Perdón, que empiezo a bocajarro porque la cosa me mosquea, me remueve y me descoloca.

El sábado me contaba una amiga de su primer marido: llegó a las manos, intentó vaciar la cuenta común. Antes quedé con otra a la que también pusieron la zarpa encima. Tuvo que salir de casa con sus dos hijos y en pijama. El domingo, Ana me contaba que, a los veinte días de nacer su hija, el padre de la criatura desapareció con su amante para volver a los tres meses exigiendo sus derechos. Por no hablar de Cristina que, tras mantener a toda la familia durante QUINCE AÑOS, va a tener que pasarle pensión compensatoria al susodicho (otro con orden de alejamiento). Y suma y sigue…

Y que conste que servidora tiene casi más amigos que amigas y, ojo, que en todas partes cuecen habas,  PERO NO TANTAS, JODER. Y ni todos los tíos son unos cabrones, ni todas las tías unas santas. No es eso, PARA NADA.

No lo tenemos fácil, así de entrada. La tradición cristiana que llevamos las mujeres pegadita a la piel por mucho que nos joda y nos pese, nos empuja a entonar como aceptables vocablos tan apestosos como “Compensar” o “Aguantar”. La última frase de moda es “Las parejas hoy en día no duran PORQUE LA GENTE YA NO AGUANTA”. Obviamente, por supuesto, pues claro. Porque las calidad y la duración de las relaciones, sean del tipo que sean, no ha de basarse en la capacidad de sacrificio de uno o de los dos componentes, sino en el amor.

Al grano, queridas. Nos marean más, nos maltratan más. Algo de responsabilidad tendremos, digo yo. Nos vapulean porque nos dejamos, ni más ni menos. Siempre hubo un mal gesto ante el que teníamos que haber salido por patas, PERO LO AGUANTAMOS. Siempre hubo un primer desplante, pero pensamos que sería solo uno, y luego solo dos, y luego trescientos cuarenta y cinco. Cuántas me escribís porque estáis hechas mierda por uno que os promete el oro y el moro y luego os deja tiradas a la primera de cambio, y ahí seguís.
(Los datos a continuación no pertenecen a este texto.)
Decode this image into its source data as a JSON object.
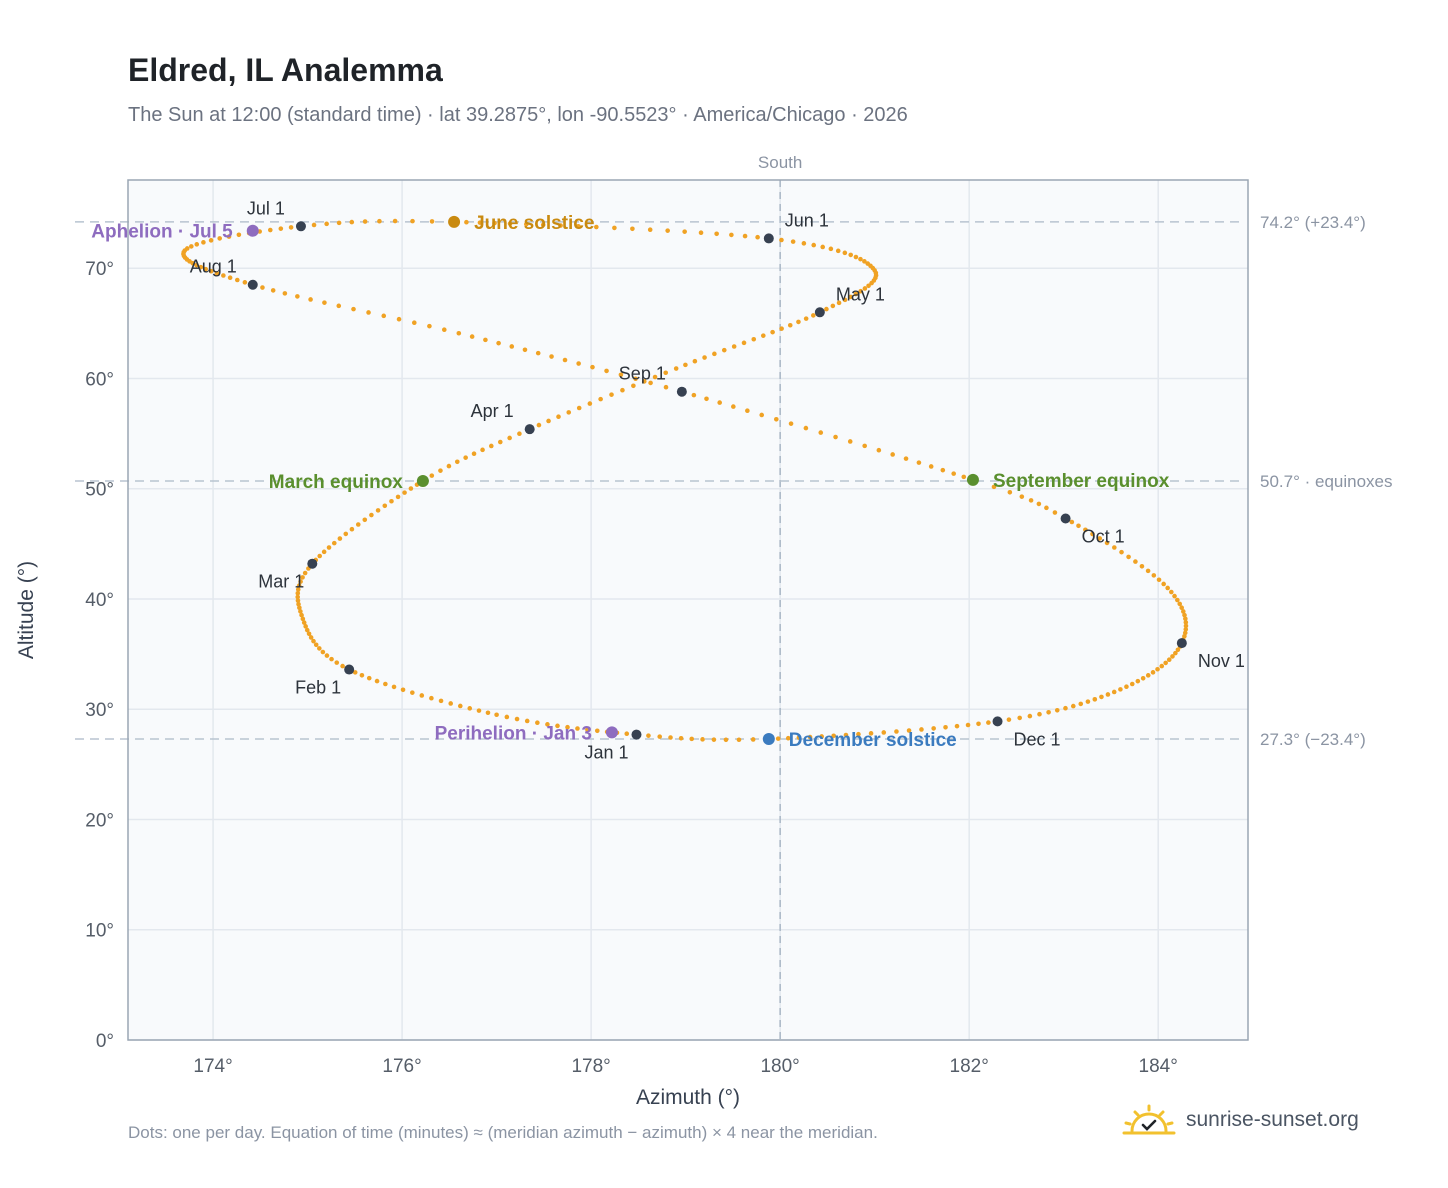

Y ahí seguimos.

Porque nos amamantaron con la creencia de que si yo amo locamente como Las Grecas, a mí me querrán igual. Porque si yo estoy siempre ahí, esperando, en algún momento él se dará cuenta de que soy lo mejor que le ha pasado y vendrá a por mí, y dejará de marearme, de ponerme los cuernos, de tratarme como a una mierda. Pues sigue esperando, chata. Y además ¿De verdad te interesa tal gilipollas?
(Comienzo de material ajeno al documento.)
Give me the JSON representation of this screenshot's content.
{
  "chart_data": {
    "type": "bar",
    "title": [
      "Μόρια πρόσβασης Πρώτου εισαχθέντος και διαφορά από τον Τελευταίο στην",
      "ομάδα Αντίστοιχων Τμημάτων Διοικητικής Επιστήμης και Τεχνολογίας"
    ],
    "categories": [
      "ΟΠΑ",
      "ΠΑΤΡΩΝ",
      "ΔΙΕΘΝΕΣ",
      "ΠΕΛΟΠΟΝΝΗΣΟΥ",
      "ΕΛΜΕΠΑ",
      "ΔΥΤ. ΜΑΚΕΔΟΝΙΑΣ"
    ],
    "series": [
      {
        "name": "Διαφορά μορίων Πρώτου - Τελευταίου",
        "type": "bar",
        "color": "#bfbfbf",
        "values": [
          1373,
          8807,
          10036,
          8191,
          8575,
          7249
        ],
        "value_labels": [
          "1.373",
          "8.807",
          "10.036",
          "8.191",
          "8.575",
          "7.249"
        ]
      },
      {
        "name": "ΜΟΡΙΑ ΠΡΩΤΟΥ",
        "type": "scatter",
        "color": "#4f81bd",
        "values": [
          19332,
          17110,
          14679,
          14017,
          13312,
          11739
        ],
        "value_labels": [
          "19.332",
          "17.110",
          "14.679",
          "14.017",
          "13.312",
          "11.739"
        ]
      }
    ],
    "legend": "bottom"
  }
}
Porque el que es capaz de tratar a alguien como una mierda,  es porque la mierda es él, o ella. Y no queremos gente mierda, queremos gente fabulosa que, gracias a Dios, es la mayoría. ¿Qué por qué a ti te tocan siempre los crueles? Porque ellos tienen un olfato supersónico para detectar a las/los que están dispuestos a que cualquiera meta el dedo en sus grietas hasta convertirlos en pedazos de lo que un día fueron. Y tu disposición al sometimiento huele. A la legua.

Y es que hacemos lo que podemos con lo que tenemos, porque nadie nos contó que el amor más grande lo hemos de guardar para nosotras mismas, que eso no es egoísmo, sino inteligencia y saber estar. Porque el centro del Universo está en nuestro ombligo, no en el del que duerme al lado. A alguien se le olvidó enseñarnos que esto que somos es grandioso, y que nadie lo sabrá si nosotras no lo gritamos a los cuatro vientos. Nadie nos dijo que somos nuestras, SOLO NUESTRAS, por dentro, por fuera, en toda nuestra extensión. Ojalá en el colegio contaran que la obediencia y el sacrificio no son virtudes, sino lastres insoportables, y que no vinimos a esta vida a satisfacer las necesidades de otros, sino las nuestras. 

Nadie nos enseñó, pero nunca es tarde para aprender, para pasarse el guante de crin por el coco y por el cuerpo y dejar que la culpa, el miedo y el sufrimiento se vayan por el desagüe. Nunca es tarde para plantarte, decir basta y dejarte el dedo en el botón de bloqueo del móvil, de Facebook y de la madre que lo parió. 

Échale un ojito a las que decidieron vivir en lugar de sobrevivir, a las que cogieron el toro por los cuernos y no dejaron pasar ni un día más, y compáralas con las que siguen sumergidas en la mierda, sacando la cabeza de vez en cuando para respirar.

Que tú ya existías antes de él, y volverás a hacerlo. Solo que existirás mejor.

Te lo prometo.

   

El Mareador sin piedad vuelve por Navidad

No he sabido encontrar el post en el que hablaba de este fenómeno, pero os juro que yo lo había dicho: la Navidad y los cumples son las ocasiones favoritas de los Mareadores para resaparecer. Y no hacéis más que darme la razón: os están mandando WhatsApps a mansalva, a lo salvaje, como si no hubiera un mañana. Están totalmente descontrolados.

Algunas me comentáis que, después de ocho años, el susodicho os ha enviado un mensaje. Otras que solo han sido unos meses de ausencia, tras veintisiete resapariciones. Lo gracioso del asunto es que cuando, hartas de otra retahíla de WhatsApps, les decís que os toméis un café, en lugar de tanto mensajito, ZASCA: vuelven las evasivas: que si tengo cena navideña, que me duele la cabeza, QUE MI ABUELA FUMA.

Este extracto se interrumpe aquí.